Mr. Babayev worked from 1994 to 2003 in the Foreign Economic Relations Department of SOCAR (State Oil Company of Azerbaijan Republic), the country’s national oil and gas company, before moving to the Marketing and Economic Operations Department.

From 2007 to 2010, he was vice-president in charge of ecology at the oil and gas company.

He has been Minister of Ecology and Natural Resources since 2019.

COP presidents, historically, have all been ministers or diplomats, until the exception of 2023. Sultan Al Jaber is chairman of ADNOC, one of the Gulf’s largest gas and oil producers, all by having represented his country multiple times at the COPs, and by leading the Emirati renewable energy company, Masdar.

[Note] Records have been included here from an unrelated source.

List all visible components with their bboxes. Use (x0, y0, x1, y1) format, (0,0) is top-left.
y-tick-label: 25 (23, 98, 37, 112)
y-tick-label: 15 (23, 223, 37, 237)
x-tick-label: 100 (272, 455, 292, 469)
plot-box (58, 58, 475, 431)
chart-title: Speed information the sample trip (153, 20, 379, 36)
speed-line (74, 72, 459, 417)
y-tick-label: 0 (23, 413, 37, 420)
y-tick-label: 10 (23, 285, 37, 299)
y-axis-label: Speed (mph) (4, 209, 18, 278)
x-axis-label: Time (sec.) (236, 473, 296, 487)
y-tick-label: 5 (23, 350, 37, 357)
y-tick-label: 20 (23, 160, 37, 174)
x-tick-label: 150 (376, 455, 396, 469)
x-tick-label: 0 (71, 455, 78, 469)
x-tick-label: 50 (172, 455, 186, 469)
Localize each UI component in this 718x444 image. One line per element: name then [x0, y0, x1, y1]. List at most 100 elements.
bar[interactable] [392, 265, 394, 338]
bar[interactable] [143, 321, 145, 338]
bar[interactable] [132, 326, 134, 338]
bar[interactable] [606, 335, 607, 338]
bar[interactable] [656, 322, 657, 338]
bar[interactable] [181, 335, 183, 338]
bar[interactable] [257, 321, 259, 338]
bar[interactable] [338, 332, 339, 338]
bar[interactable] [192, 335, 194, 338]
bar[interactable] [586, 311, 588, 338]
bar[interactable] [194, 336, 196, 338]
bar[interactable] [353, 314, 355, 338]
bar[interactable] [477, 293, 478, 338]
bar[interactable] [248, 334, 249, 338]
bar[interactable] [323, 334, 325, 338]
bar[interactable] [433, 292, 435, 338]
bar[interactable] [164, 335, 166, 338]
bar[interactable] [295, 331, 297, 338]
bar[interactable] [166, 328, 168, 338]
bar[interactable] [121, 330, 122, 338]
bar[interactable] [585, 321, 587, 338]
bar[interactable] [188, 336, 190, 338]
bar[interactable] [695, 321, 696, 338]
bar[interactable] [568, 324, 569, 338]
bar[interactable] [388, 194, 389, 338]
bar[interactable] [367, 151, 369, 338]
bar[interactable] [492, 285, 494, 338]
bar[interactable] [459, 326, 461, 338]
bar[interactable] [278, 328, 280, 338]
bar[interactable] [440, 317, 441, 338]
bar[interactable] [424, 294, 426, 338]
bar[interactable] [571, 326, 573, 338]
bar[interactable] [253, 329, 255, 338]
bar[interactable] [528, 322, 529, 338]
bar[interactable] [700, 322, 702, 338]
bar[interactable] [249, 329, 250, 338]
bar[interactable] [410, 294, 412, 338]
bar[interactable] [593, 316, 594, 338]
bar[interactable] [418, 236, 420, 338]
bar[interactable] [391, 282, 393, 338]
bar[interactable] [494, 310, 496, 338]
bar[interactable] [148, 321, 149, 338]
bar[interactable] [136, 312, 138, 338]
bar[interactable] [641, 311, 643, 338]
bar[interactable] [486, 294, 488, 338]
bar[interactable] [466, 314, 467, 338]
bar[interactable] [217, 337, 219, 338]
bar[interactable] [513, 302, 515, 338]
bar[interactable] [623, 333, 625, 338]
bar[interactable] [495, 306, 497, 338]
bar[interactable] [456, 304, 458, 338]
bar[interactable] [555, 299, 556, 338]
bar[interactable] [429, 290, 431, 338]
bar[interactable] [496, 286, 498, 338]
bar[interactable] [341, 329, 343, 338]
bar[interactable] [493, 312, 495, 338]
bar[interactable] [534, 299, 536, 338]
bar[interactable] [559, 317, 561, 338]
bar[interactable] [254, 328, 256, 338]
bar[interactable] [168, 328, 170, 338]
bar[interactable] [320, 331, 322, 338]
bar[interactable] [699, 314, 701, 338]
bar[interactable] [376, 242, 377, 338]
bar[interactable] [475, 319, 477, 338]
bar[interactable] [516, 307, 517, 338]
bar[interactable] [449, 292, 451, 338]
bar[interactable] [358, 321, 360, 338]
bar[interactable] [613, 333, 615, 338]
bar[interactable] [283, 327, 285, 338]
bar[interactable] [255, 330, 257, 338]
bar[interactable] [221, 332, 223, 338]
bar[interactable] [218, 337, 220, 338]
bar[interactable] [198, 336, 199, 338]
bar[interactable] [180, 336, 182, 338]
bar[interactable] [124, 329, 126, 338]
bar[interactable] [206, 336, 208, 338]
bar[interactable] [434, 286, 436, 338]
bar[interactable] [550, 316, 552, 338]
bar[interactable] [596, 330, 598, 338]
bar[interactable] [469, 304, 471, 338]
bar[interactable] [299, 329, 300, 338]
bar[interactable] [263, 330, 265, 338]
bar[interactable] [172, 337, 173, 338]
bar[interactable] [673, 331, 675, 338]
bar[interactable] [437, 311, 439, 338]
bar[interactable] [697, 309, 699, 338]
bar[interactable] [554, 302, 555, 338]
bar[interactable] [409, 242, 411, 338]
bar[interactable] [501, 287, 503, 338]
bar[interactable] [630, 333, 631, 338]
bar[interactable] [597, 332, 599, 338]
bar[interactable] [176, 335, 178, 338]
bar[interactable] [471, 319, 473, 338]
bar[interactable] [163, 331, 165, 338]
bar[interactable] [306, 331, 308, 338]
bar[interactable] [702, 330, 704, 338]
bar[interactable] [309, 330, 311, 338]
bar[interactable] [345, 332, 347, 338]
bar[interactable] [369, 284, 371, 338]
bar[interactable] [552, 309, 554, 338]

His dual role had been criticized for the risk of conflicts of interest, and documents showed a mix of genders between the interests of ADNOC and those of COP28 in the preparation of meetings with foreign governments.

The landscape of the next COP will be reminiscent of the Emirates.

Baku was one of the world oil capitals at the beginning of the 20e century, explains to AFP Francis Perrin, energy specialist at the Institute of International and Strategic Relations, “with Russian interests, Shell and the Nobel brothers at the time”.

The country has developed large oil and gas deposits in the Caspian Sea since the 1990s, he continues.

Today gas has become more important than oil for Azerbaijan, a member of OPEC+, mainly exported to Europe.

“The country today remains very dependent on hydrocarbons, which represent a little less than 50% of its GDP, a little more than 50% of its budgetary revenues and a little more than 90% of its export revenues,” adds Francis. Perrin.